2012-02-27 Haskell, Python, and Readability

This weekend on /r/programming someone posted a nice introduction to tries using Python. A while ago, I had implemented a mini web server to do completion and correction of words using Ternary Search Tries in Haskell, and since the trie post generated a lot of interest I decided to post mine too.

Then, someone else posted a blog article commenting on the readability of Python and Haskell based on my web server code and the trie example, concluding that the Python version was much more readable.

I personally prefer writing and reading Haskell, but I think that the comparison is not fair since the data structures compared are very different. Thus, I quickly coded an Haskell version of the code in the original blog post, so that you can compare code that does, more or less, the same thing.

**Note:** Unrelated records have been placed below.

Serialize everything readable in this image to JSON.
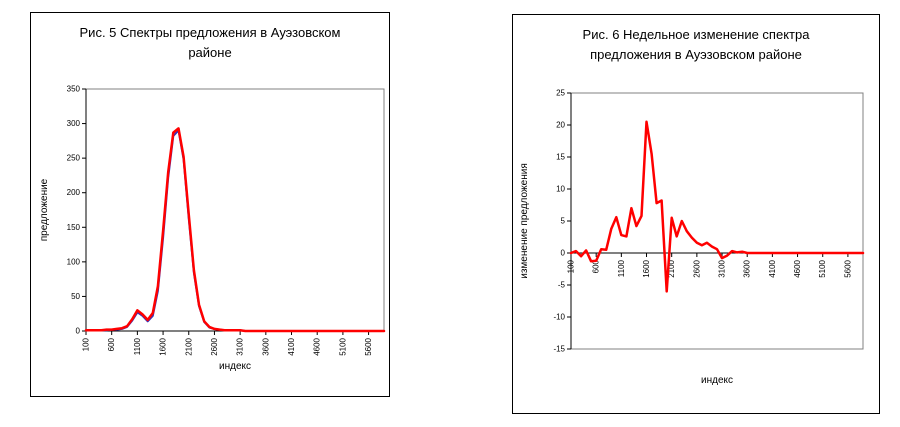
{
  "accent_colors": {
    "series_red": "#FF0000",
    "series_blue": "#3333BB",
    "plot_border": "#808080",
    "axis": "#000000"
  },
  "chart_data": [
    {
      "type": "line",
      "title": "Рис. 5 Спектры предложения в Ауэзовском районе",
      "xlabel": "индекс",
      "ylabel": "предложение",
      "xlim": [
        100,
        5900
      ],
      "ylim": [
        0,
        350
      ],
      "x_start": 100,
      "x_step": 100,
      "yticks": [
        0,
        50,
        100,
        150,
        200,
        250,
        300,
        350
      ],
      "x_tick_labels": [
        "100",
        "600",
        "1100",
        "1600",
        "2100",
        "2600",
        "3100",
        "3600",
        "4100",
        "4600",
        "5100",
        "5600"
      ],
      "grid": false,
      "legend": "none",
      "series": [
        {
          "name": "supply-prev-week",
          "color": "#3333BB",
          "width": 2,
          "values": [
            1,
            1,
            1,
            1,
            1,
            2,
            2,
            3,
            6,
            15,
            27,
            22,
            14,
            22,
            58,
            135,
            222,
            282,
            290,
            248,
            162,
            84,
            36,
            13,
            5,
            3,
            2,
            1,
            1,
            1,
            1,
            0,
            0,
            0,
            0,
            0,
            0,
            0,
            0,
            0,
            0,
            0,
            0,
            0,
            0,
            0,
            0,
            0,
            0,
            0,
            0,
            0,
            0,
            0,
            0,
            0,
            0,
            0,
            0
          ]
        },
        {
          "name": "supply-current-week",
          "color": "#FF0000",
          "width": 2.5,
          "values": [
            1,
            1,
            1,
            1,
            2,
            2,
            3,
            4,
            7,
            17,
            30,
            24,
            16,
            26,
            65,
            145,
            230,
            287,
            293,
            252,
            168,
            88,
            38,
            14,
            6,
            3,
            2,
            1,
            1,
            1,
            1,
            0,
            0,
            0,
            0,
            0,
            0,
            0,
            0,
            0,
            0,
            0,
            0,
            0,
            0,
            0,
            0,
            0,
            0,
            0,
            0,
            0,
            0,
            0,
            0,
            0,
            0,
            0,
            0
          ]
        }
      ]
    },
    {
      "type": "line",
      "title": "Рис. 6 Недельное изменение спектра предложения в Ауэзовском районе",
      "xlabel": "индекс",
      "ylabel": "изменение предложения",
      "xlim": [
        100,
        5900
      ],
      "ylim": [
        -15,
        25
      ],
      "x_start": 100,
      "x_step": 100,
      "yticks": [
        -15,
        -10,
        -5,
        0,
        5,
        10,
        15,
        20,
        25
      ],
      "x_tick_labels": [
        "100",
        "600",
        "1100",
        "1600",
        "2100",
        "2600",
        "3100",
        "3600",
        "4100",
        "4600",
        "5100",
        "5600"
      ],
      "grid": false,
      "legend": "none",
      "series": [
        {
          "name": "weekly-change",
          "color": "#FF0000",
          "width": 2.5,
          "values": [
            0,
            0.3,
            -0.5,
            0.4,
            -1.3,
            -1.2,
            0.6,
            0.5,
            3.8,
            5.6,
            2.8,
            2.6,
            7,
            4.2,
            5.8,
            20.5,
            15.5,
            7.8,
            8.2,
            -6,
            5.5,
            2.6,
            5,
            3.4,
            2.4,
            1.6,
            1.2,
            1.6,
            1,
            0.6,
            -0.8,
            -0.4,
            0.3,
            0.1,
            0.2,
            0,
            0,
            0,
            0,
            0,
            0,
            0,
            0,
            0,
            0,
            0,
            0,
            0,
            0,
            0,
            0,
            0,
            0,
            0,
            0,
            0,
            0,
            0,
            0
          ]
        }
      ]
    }
  ]
}
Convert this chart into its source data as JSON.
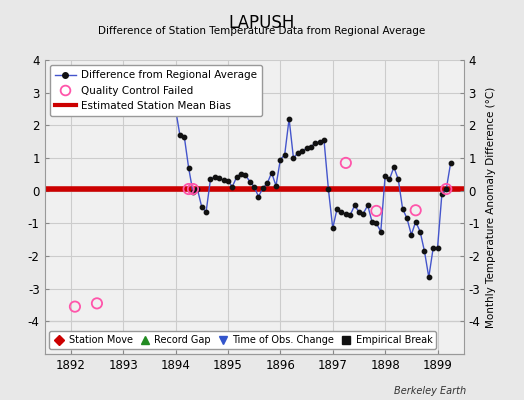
{
  "title": "LAPUSH",
  "subtitle": "Difference of Station Temperature Data from Regional Average",
  "ylabel": "Monthly Temperature Anomaly Difference (°C)",
  "xlabel_bottom": "Berkeley Earth",
  "bias_line": 0.05,
  "ylim": [
    -5,
    4
  ],
  "xlim": [
    1891.5,
    1899.5
  ],
  "xticks": [
    1892,
    1893,
    1894,
    1895,
    1896,
    1897,
    1898,
    1899
  ],
  "yticks": [
    -4,
    -3,
    -2,
    -1,
    0,
    1,
    2,
    3,
    4
  ],
  "bg_color": "#e8e8e8",
  "plot_bg_color": "#f0f0f0",
  "line_color": "#4455cc",
  "dot_color": "#111111",
  "bias_color": "#cc0000",
  "qc_fail_color": "#ff55aa",
  "data_x": [
    1894.0,
    1894.083,
    1894.167,
    1894.25,
    1894.333,
    1894.417,
    1894.5,
    1894.583,
    1894.667,
    1894.75,
    1894.833,
    1894.917,
    1895.0,
    1895.083,
    1895.167,
    1895.25,
    1895.333,
    1895.417,
    1895.5,
    1895.583,
    1895.667,
    1895.75,
    1895.833,
    1895.917,
    1896.0,
    1896.083,
    1896.167,
    1896.25,
    1896.333,
    1896.417,
    1896.5,
    1896.583,
    1896.667,
    1896.75,
    1896.833,
    1896.917,
    1897.0,
    1897.083,
    1897.167,
    1897.25,
    1897.333,
    1897.417,
    1897.5,
    1897.583,
    1897.667,
    1897.75,
    1897.833,
    1897.917,
    1898.0,
    1898.083,
    1898.167,
    1898.25,
    1898.333,
    1898.417,
    1898.5,
    1898.583,
    1898.667,
    1898.75,
    1898.833,
    1898.917,
    1899.0,
    1899.083,
    1899.167,
    1899.25
  ],
  "data_y": [
    2.5,
    1.7,
    1.65,
    0.7,
    -0.05,
    0.05,
    -0.5,
    -0.65,
    0.35,
    0.42,
    0.38,
    0.32,
    0.3,
    0.12,
    0.42,
    0.52,
    0.48,
    0.28,
    0.12,
    -0.18,
    0.08,
    0.22,
    0.55,
    0.15,
    0.95,
    1.1,
    2.2,
    1.0,
    1.15,
    1.2,
    1.3,
    1.35,
    1.45,
    1.5,
    1.55,
    0.05,
    -1.15,
    -0.55,
    -0.65,
    -0.72,
    -0.75,
    -0.45,
    -0.65,
    -0.7,
    -0.45,
    -0.95,
    -1.0,
    -1.25,
    0.45,
    0.35,
    0.72,
    0.35,
    -0.55,
    -0.85,
    -1.35,
    -0.95,
    -1.25,
    -1.85,
    -2.65,
    -1.75,
    -1.75,
    -0.1,
    0.05,
    0.85
  ],
  "qc_fail_x": [
    1892.08,
    1892.5,
    1894.25,
    1894.333,
    1897.25,
    1897.833,
    1898.583,
    1899.167
  ],
  "qc_fail_y": [
    -3.55,
    -3.45,
    0.05,
    0.05,
    0.85,
    -0.62,
    -0.6,
    0.05
  ],
  "legend_items": [
    "Difference from Regional Average",
    "Quality Control Failed",
    "Estimated Station Mean Bias"
  ],
  "bottom_legend": [
    {
      "label": "Station Move",
      "color": "#cc0000",
      "marker": "D"
    },
    {
      "label": "Record Gap",
      "color": "#228B22",
      "marker": "^"
    },
    {
      "label": "Time of Obs. Change",
      "color": "#3355cc",
      "marker": "v"
    },
    {
      "label": "Empirical Break",
      "color": "#111111",
      "marker": "s"
    }
  ]
}
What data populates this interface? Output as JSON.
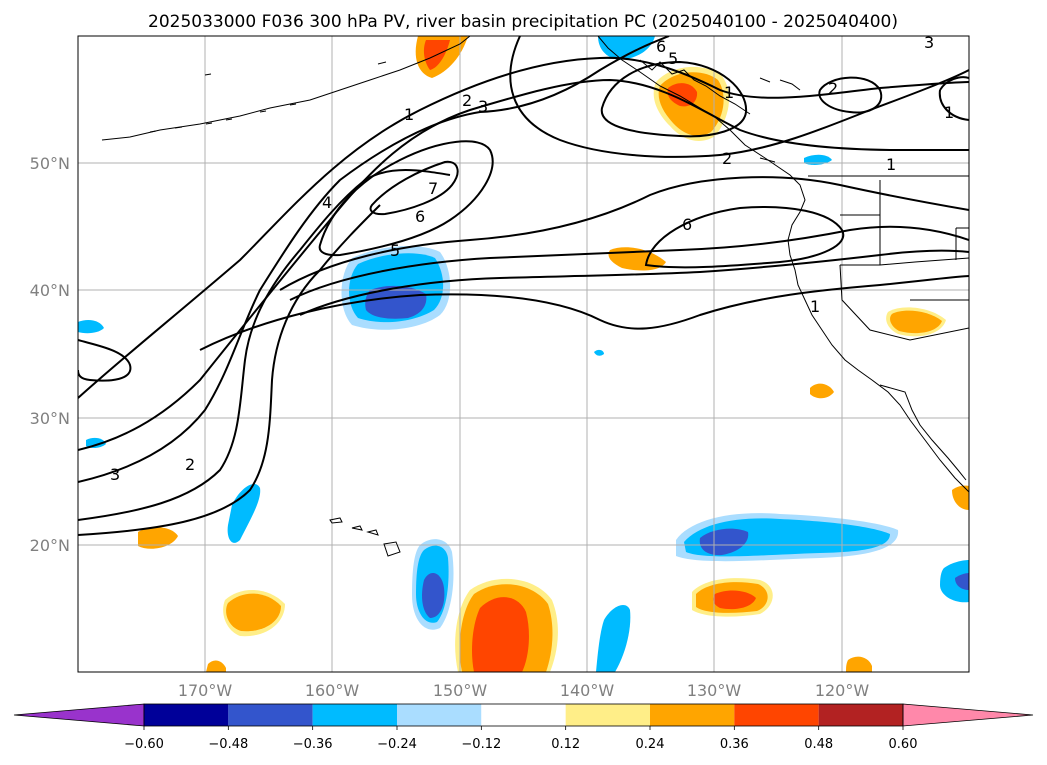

The only difference is that I don’t store the current word in each node, since it is not necessary—the current word can be kept track of when traversing the path. Also, I’m using lists instead of sets when returning the completions, but changing that would be trivial using Data.Set.

Moreover, the Haskell version has the advantage of working with any list, so for example it would work with list of integers as well as Strings. This could be further abstracted to “unconsable” data types (ListLike offers that and more) but that’s not that relevant here.

So, here’s the original Python code:

"""
A fast data structure for searching strings with autocomplete support.
"""

class Trie(object):
    def __init__(self, value=None):
        self.children = {}
        self.value = value
        self.flag = False # Flag to represent that a word ends at this node

    def add(self, char):
        val = self.value + char if self.value else char
        self.children[char] = Trie(val)

    def insert(self, word):
        node = self
        for char in word:
            if char not in node.children:
                node.add(char)
            node = node.children[char]
        node.flag = True

    def find(self, word):
        node = self
        for char in word:
            if char not in node.children:
                return None
            node = node.children[char]
        return node.value

    def all_prefixes(self, wlist):
        results = set()
        if self.flag:
            results.add(self.value)
        if not self.children: return results
        return reduce(lambda a, b: a | b,
                     [node.all_prefixes() for
                      node in self.children.values()]) | results

    def autocomplete(self, prefix):
        node = self
        for char in prefix:
            if char not in node.children:
                return set()
            node = node.children[char]
        return node.all_prefixes()

And this is the Haskell version:

module Trie
    ( Trie
    , empty
    , insert
    , find
    , complete
    ) where

import           Data.Map (Map)
import qualified Data.Map as Map

-- | At each node, we store a 'Bool' indicating if we are at the end of
-- a word.
data Trie a = Trie (Map a (Trie a)) Bool

empty :: Ord a => Trie a
empty = Trie Map.empty False

insert :: Ord a => [a] -> Trie a -> Trie a
insert [] (Trie tries _) =
    Trie tries True
insert word@(firstChar : rest) (Trie tries wordEnd) =
    case Map.lookup firstChar tries of
        Nothing ->
            insert word (Trie (Map.insert firstChar empty tries) wordEnd)
        Just trie ->
            Trie (Map.insert firstChar (insert rest trie) tries) wordEnd

find :: Ord a => [a] -> Trie a -> Bool
find [] (Trie _ wordEnd) =
    wordEnd
find (firstChar : rest) (Trie tries _) =
    maybe False (find rest) (Map.lookup firstChar tries)

complete :: Ord a => [a] -> Trie a -> [[a]]
complete [] (Trie tries wordEnd) =
    (if wordEnd then [[]] else []) ++
    concat [map (char :) (complete [] trie) | (char, trie) <- Map.toList tries]
complete (firstChar : rest) (Trie tries _) =
    maybe [] (map (firstChar :) . complete rest) (Map.lookup firstChar tries)

I didn’t read the Python version too carefully so if I missed something let me know!

You can discuss this post on reddit.


Update: after the reddit discussion, I made the variable names a bit clearer.